At $25,000 and climbing, this red convertible tells a story spanning continents and decades. Hermann Spohn Karosseriebau once clothed Maybachs and Mercedes in gorgeous bodywork, and the craftsmanship behind this car is the kind you’d expect from most reliable classic cars ever made, with an enduring legacy.
By 1957, they were building wild customs for American GIs who wanted European craftsmanship wrapped around familiar Detroit iron. The typical Spohn coachbuilt Custom cost several thousand dollars, topping out at perhaps $7,000 in 1950s dollars—more than a year’s salary for the customer demographic of a USAF flyboy.
The DV-13 sits on a 1939 Ford chassis but packs heat from a 1953 Cadillac 331ci V8. That’s proper motivation, pushing through a Ford three-speed manual.
The combination sounds bizarre on paper, yet it perfectly captures post-war automotive culture. American GIs could sit in the Spohn offices and work out their unique design, which would be made real and fitted to their preferred chassis.
Spohn’s reputation wasn’t built on weird customs. Before the war, they were Germany’s answer to Pininfarina, creating streamlined masterpieces that predated American design trends by years.
Their 1931 Maybach Zeppelin bodies featured aerodynamic forms two years before Pierce-Arrow’s Silver Arrow concept. Nearly all Maybach chassis from the 1920s through the 1940s wore Spohn bodywork.
But war changes everything. When Josef Eiwanger Jr. took over after his father’s death, Spohn pivoted to serving American soldiers.
These weren’t subtle European grand tourers. GIs wanted flash, fins, and chrome. The DV-13 delivered all three with German precision.
The military shipped these cars back to the United States for free, making the custom coachwork economically attractive to servicemen. Most original cars were worth less than $500 by the time they reached Spohn’s shop.

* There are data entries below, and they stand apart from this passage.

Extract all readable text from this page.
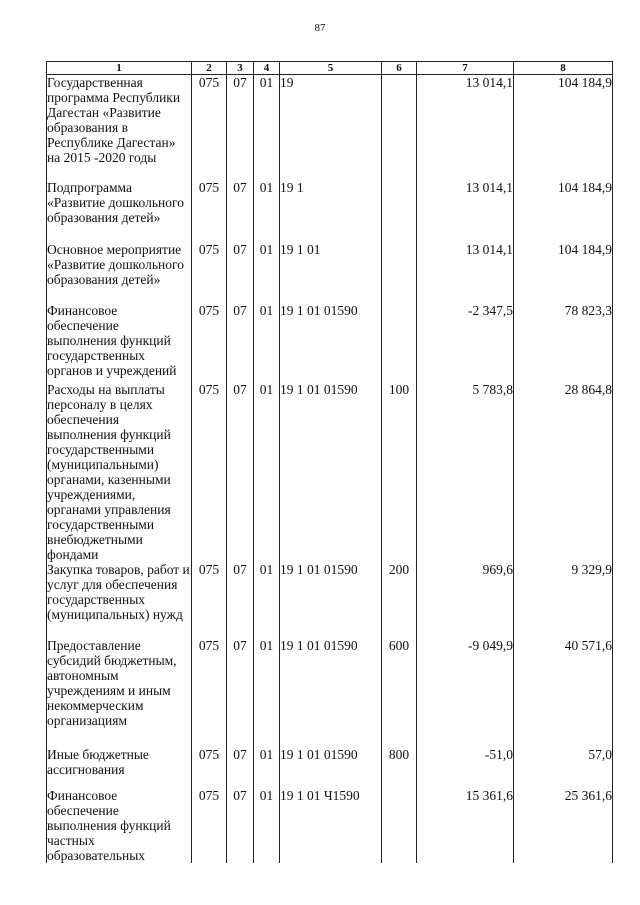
87
1	2	3	4	5	6	7	8
Государственная программа Республики Дагестан «Развитие образования в Республике Дагестан» на 2015 -2020 годы	075	07	01	19		13 014,1	104 184,9
Подпрограмма «Развитие дошкольного образования детей»	075	07	01	19 1		13 014,1	104 184,9
Основное мероприятие «Развитие дошкольного образования детей»	075	07	01	19 1 01		13 014,1	104 184,9
Финансовое обеспечение выполнения функций государственных органов и учреждений	075	07	01	19 1 01 01590		-2 347,5	78 823,3
Расходы на выплаты персоналу в целях обеспечения выполнения функций государственными (муниципальными) органами, казенными учреждениями, органами управления государственными внебюджетными фондами	075	07	01	19 1 01 01590	100	5 783,8	28 864,8
Закупка товаров, работ и услуг для обеспечения государственных (муниципальных) нужд	075	07	01	19 1 01 01590	200	969,6	9 329,9
Предоставление субсидий бюджетным, автономным учреждениям и иным некоммерческим организациям	075	07	01	19 1 01 01590	600	-9 049,9	40 571,6
Иные бюджетные ассигнования	075	07	01	19 1 01 01590	800	-51,0	57,0
Финансовое обеспечение выполнения функций частных образовательных	075	07	01	19 1 01 Ч1590		15 361,6	25 361,6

Look past the theatrical styling and you’ll find legitimate craftsmanship. Spohn’s uncompromising goal was creating seamless steel bodywork—every piece of immobilized bodywork had no visible connection to the next, a great challenge when working in steel. And while this car may not be a top pick for a seasoned collector, its rarity and craftsmanship certainly make it a gearhead’s dream.

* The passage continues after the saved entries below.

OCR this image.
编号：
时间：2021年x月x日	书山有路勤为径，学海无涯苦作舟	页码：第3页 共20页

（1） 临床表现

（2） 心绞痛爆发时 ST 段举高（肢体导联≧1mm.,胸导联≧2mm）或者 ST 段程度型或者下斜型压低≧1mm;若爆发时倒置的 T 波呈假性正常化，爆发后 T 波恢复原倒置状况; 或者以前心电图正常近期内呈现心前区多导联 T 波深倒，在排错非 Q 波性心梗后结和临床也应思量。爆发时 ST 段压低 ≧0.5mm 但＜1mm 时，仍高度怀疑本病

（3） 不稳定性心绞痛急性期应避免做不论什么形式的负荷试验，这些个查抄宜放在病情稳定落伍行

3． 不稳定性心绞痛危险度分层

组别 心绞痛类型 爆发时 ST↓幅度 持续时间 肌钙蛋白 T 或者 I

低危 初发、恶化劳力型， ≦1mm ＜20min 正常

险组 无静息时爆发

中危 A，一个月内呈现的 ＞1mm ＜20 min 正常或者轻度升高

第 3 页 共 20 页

The steel bodywork shows Spohn’s traditional metalworking expertise, even if the design reflects American excess rather than German restraint. Triple fender portholes, staggered headlights, and those impossible tailfins were hand-formed by artisans who once shaped Hispano-Suiza bodies.
Spohn laid on the finest paint finishes in Europe—14 coats of lacquer were their standard, using nitrocellulose lacquer that’s been banned in the US for about 30 years.

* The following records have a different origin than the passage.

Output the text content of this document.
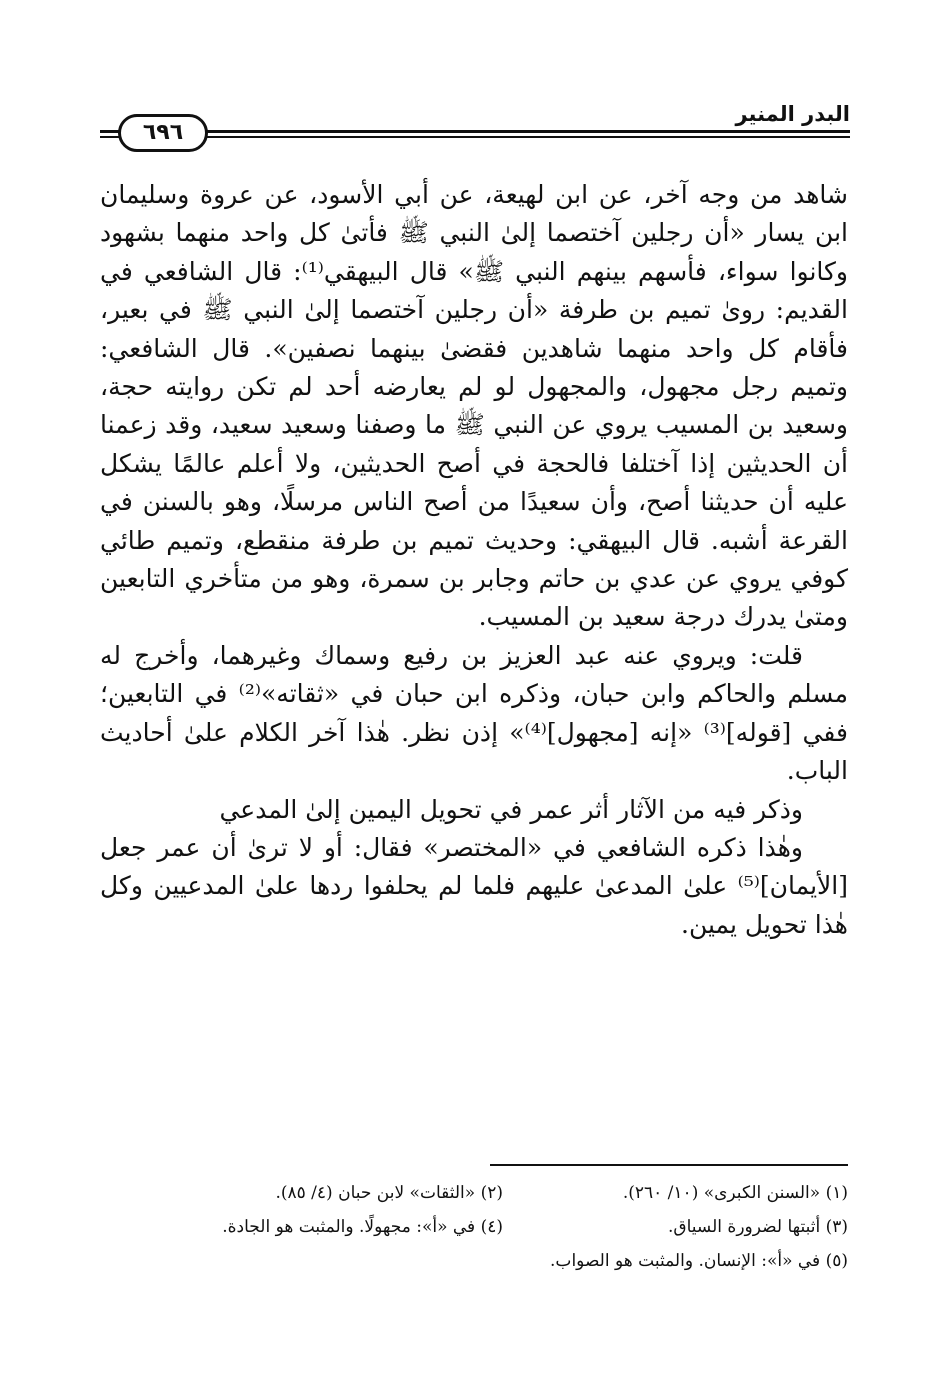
البدر المنير
٦٩٦

شاهد من وجه آخر، عن ابن لهيعة، عن أبي الأسود، عن عروة وسليمان ابن يسار «أن رجلين آختصما إلىٰ النبي ﷺ فأتىٰ كل واحد منهما بشهود وكانوا سواء، فأسهم بينهم النبي ﷺ» قال البيهقي⁽¹⁾: قال الشافعي في القديم: روىٰ تميم بن طرفة «أن رجلين آختصما إلىٰ النبي ﷺ في بعير، فأقام كل واحد منهما شاهدين فقضىٰ بينهما نصفين». قال الشافعي: وتميم رجل مجهول، والمجهول لو لم يعارضه أحد لم تكن روايته حجة، وسعيد بن المسيب يروي عن النبي ﷺ ما وصفنا وسعيد سعيد، وقد زعمنا أن الحديثين إذا آختلفا فالحجة في أصح الحديثين، ولا أعلم عالمًا يشكل عليه أن حديثنا أصح، وأن سعيدًا من أصح الناس مرسلًا، وهو بالسنن في القرعة أشبه. قال البيهقي: وحديث تميم بن طرفة منقطع، وتميم طائي كوفي يروي عن عدي بن حاتم وجابر بن سمرة، وهو من متأخري التابعين ومتىٰ يدرك درجة سعيد بن المسيب.

قلت: ويروي عنه عبد العزيز بن رفيع وسماك وغيرهما، وأخرج له مسلم والحاكم وابن حبان، وذكره ابن حبان في «ثقاته»⁽²⁾ في التابعين؛ ففي [قوله]⁽³⁾ «إنه [مجهول]⁽⁴⁾» إذن نظر. هٰذا آخر الكلام علىٰ أحاديث الباب.

وذكر فيه من الآثار أثر عمر في تحويل اليمين إلىٰ المدعي

وهٰذا ذكره الشافعي في «المختصر» فقال: أو لا ترىٰ أن عمر جعل [الأيمان]⁽⁵⁾ علىٰ المدعىٰ عليهم فلما لم يحلفوا ردها علىٰ المدعيين وكل هٰذا تحويل يمين.

(١) «السنن الكبرى» (١٠/ ٢٦٠).
(٢) «الثقات» لابن حبان (٤/ ٨٥).
(٣) أثبتها لضرورة السياق.
(٤) في «أ»: مجهولًا. والمثبت هو الجادة.
(٥) في «أ»: الإنسان. والمثبت هو الصواب.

Wayne Carini and Ralph Marano rescued this example from the Dezer Collection in 2012. It’s starred on Chasing Classic Cars and won the “most audacious exterior” award at Amelia Island.
That’s fitting recognition for a car representing automotive history’s strangest cultural collision. Today’s collector market shows median sale prices down 20 percent from 2022 highs, making rare specimens like this increasingly valuable.
The mechanical package stays conventional. Drum brakes at all four corners, solid axles, and transverse leaf springs mirror 1939 Ford engineering.
It probably accelerates better than it stops, but that’s period-correct for the era. Current market trends favor unique vehicles over mass-produced classics, as younger collectors seek distinctive alternatives to mainstream muscle cars.
This DV-13 is effectively automotive archaeology. Fewer than two dozen Spohn customs exist, making each survivor a crucial piece of coachbuilding history.
When Spohn closed in 1957, they took nearly four decades of German automotive artistry. At no reserve, this convertible offers collectors something genuinely unrepeatable.
You’re not buying transportation or even sensible investment potential. You’re acquiring the final gasp of European coachbuilding tradition wrapped in American dreams.